Sumario:
En la especie, corresponde señalar que la cuestión traída a conocimiento de este Tribunal refiere a la solicitud de traslado de persona privada de libertad, fundada en la alegada existencia de amenazas que pondrían en riesgo su vida e integridad física, extremo que, según la defensa, impone al juez de ejecución y vigilancia el deber de adoptar medidas concretas para salvaguardar tales derechos fundamentales, invocando al efecto lo dispuesto por el artículo 288 del Código del Proceso Penal. Al respecto, cabe precisar que la competencia jurisdiccional del juez de ejecución se circunscribe al control y tutela de los derechos humanos de los internos, así como a la fiscalización de las condiciones generales de reclusión, sin que ello implique la potestad de determinar el lugar específico de alojamiento, facultad que la normativa vigente reserva de manera exclusiva a la autoridad administrativa penitenciaria.
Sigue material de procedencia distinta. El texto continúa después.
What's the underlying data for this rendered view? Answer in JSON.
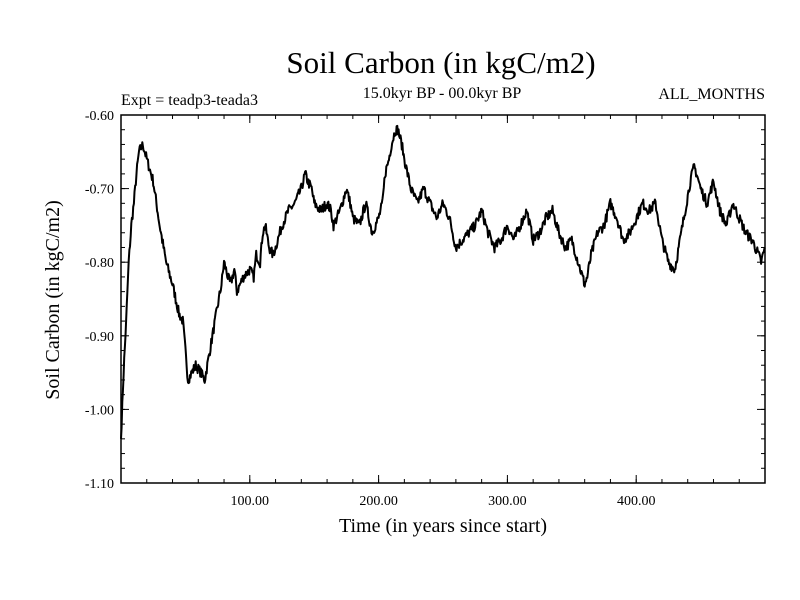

A su vez, de las actuaciones surge que el magistrado de primera instancia cumplió con las obligaciones inherentes a su cargo, en tanto tomó conocimiento directo de la situación del penado, dispuso la comunicación pertinente a la defensa y al Instituto Nacional de Rehabilitación, y adoptó las medidas necesarias para evitar la vulneración de derechos, sin perjuicio de advertir expresamente la limitación de su competencia respecto a la determinación del centro de reclusión, en virtud de lo dispuesto por el artículo 5 del Decreto Ley 14.470, en la redacción dada por la Ley 20.212, que establece con claridad la atribución exclusiva del Instituto Nacional de Rehabilitación para ordenar y disponer los traslados y alojamientos de las personas privadas de libertad.
Por consiguiente, conforme a lo reflexionado precedentemente y a la reiterada jurisprudencia nacional, corresponde afirmar que la intervención judicial se agota en la vigilancia y protección de los derechos fundamentales de los internos, sin que resulte procedente disponer el traslado a una unidad específica, extremo que constituye resorte exclusivo de la administración penitenciaria, salvo que se acredite una afectación concreta y actual de derechos humanos, lo que no se verifica en el caso de autos, en tanto las autoridades han adoptado medidas de protección y el penado ha sido trasladado conforme a las disposiciones administrativas pertinentes.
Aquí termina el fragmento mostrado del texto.